1. [正解]パーキンソン病の振戦は安静時振戦であり、じっとしているとき(安静時)に最も出現しやすい。4〜6Hzの規則的なふるえで、「丸薬を丸めるような」(pill-rolling)手指の振戦が特徴的である。随意運動を開始すると振戦は減弱・消失し、精神的緊張や歩行時には増強することがある。安静時に出現するという点が他の振戦との最大の鑑別ポイントである。

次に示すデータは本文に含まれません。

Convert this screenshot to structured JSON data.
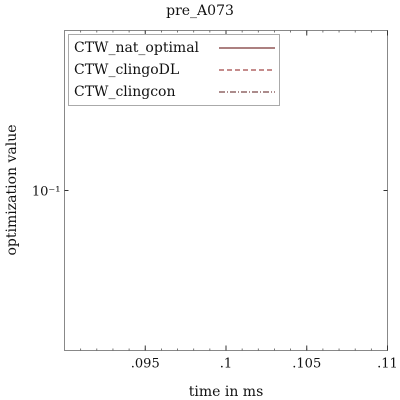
{
  "chart_data": {
    "type": "line",
    "title": "pre_A073",
    "xlabel": "time in ms",
    "ylabel": "optimization value",
    "xlim": [
      0.09,
      0.11
    ],
    "x_ticks": [
      {
        "value": 0.095,
        "label": ".095"
      },
      {
        "value": 0.1,
        "label": ".1"
      },
      {
        "value": 0.105,
        "label": ".105"
      },
      {
        "value": 0.11,
        "label": ".11"
      }
    ],
    "x_minor_step": 0.001,
    "y_scale": "log",
    "ylim": [
      0.05,
      0.2
    ],
    "y_ticks": [
      {
        "value": 0.1,
        "label": "10⁻¹"
      }
    ],
    "grid": false,
    "legend_position": "top-left",
    "series": [
      {
        "name": "CTW_nat_optimal",
        "color": "#5a0000",
        "dash": "solid",
        "x": [],
        "y": []
      },
      {
        "name": "CTW_clingoDL",
        "color": "#8b1a1a",
        "dash": "dashed",
        "x": [],
        "y": []
      },
      {
        "name": "CTW_clingcon",
        "color": "#5a1a1a",
        "dash": "dashdot",
        "x": [],
        "y": []
      }
    ]
  }
}
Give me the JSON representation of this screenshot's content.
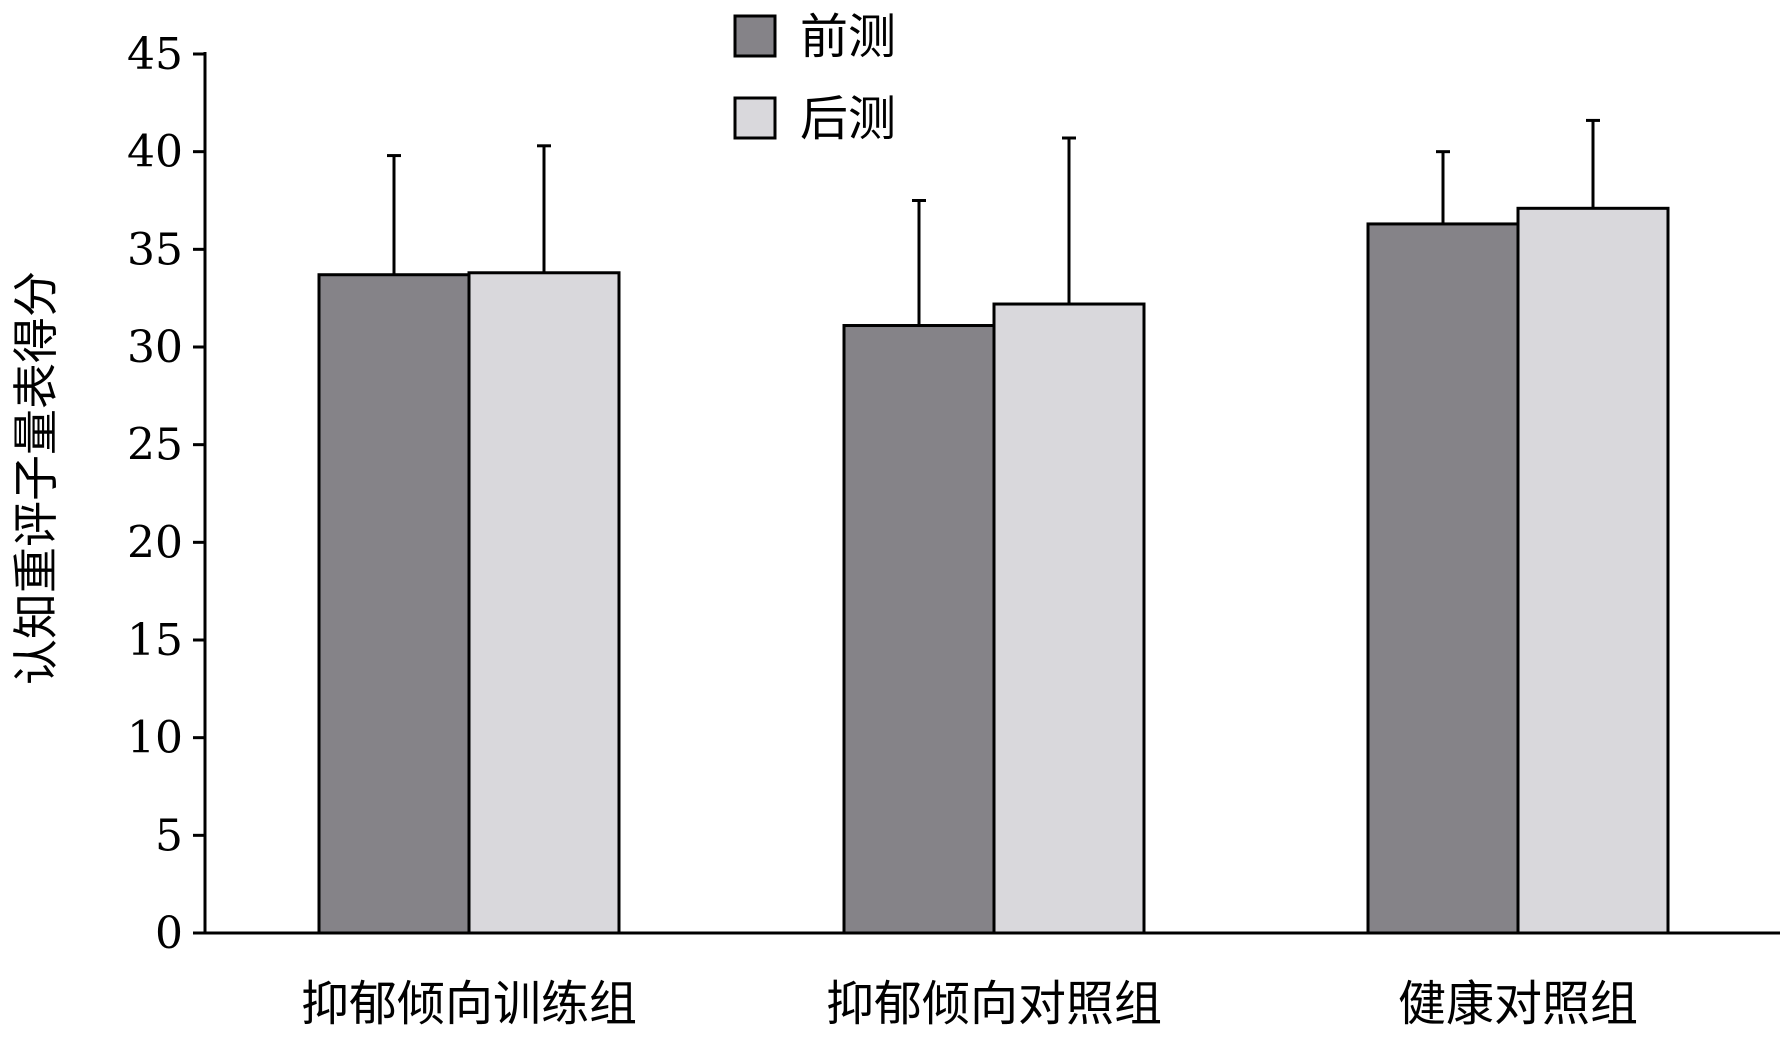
{
  "chart_data": {
    "type": "bar",
    "title": "",
    "xlabel": "",
    "ylabel": "认知重评子量表得分",
    "ylim": [
      0,
      45
    ],
    "yticks": [
      0,
      5,
      10,
      15,
      20,
      25,
      30,
      35,
      40,
      45
    ],
    "grid": false,
    "legend_position": "top-center",
    "categories": [
      "抑郁倾向训练组",
      "抑郁倾向对照组",
      "健康对照组"
    ],
    "series": [
      {
        "name": "前测",
        "color": "#858388",
        "values": [
          33.7,
          31.1,
          36.3
        ],
        "errors": [
          6.1,
          6.4,
          3.7
        ]
      },
      {
        "name": "后测",
        "color": "#d9d8dc",
        "values": [
          33.8,
          32.2,
          37.1
        ],
        "errors": [
          6.5,
          8.5,
          4.5
        ]
      }
    ]
  }
}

2. [誤り]物を取ろうとするとき(目標に向かって手を伸ばすとき)に増強する振戦は意図振戦(企図振戦)であり、小脳障害でみられる。目標に近づくほど振戦が増強するのが特徴で、脊髄小脳変性症や小脳腫瘍などでみられる。
3. [誤り]字を書くときに出現する振戦は書字時振戦と呼ばれ、本態性振戦やジストニアでみられることがある。パーキンソン病では書字障害(小字症:字がだんだん小さくなる)はみられるが、これは振戦ではなく無動の影響によるものである。
4. [誤り]からだの前で手を保持するとき(姿勢保持時)に出現する振戦は姿勢時振戦であり、本態性振戦の特徴的所見である。本態性振戦は高齢者に多く、手指の細かい速い振戦がみられ、アルコール摂取で軽減する。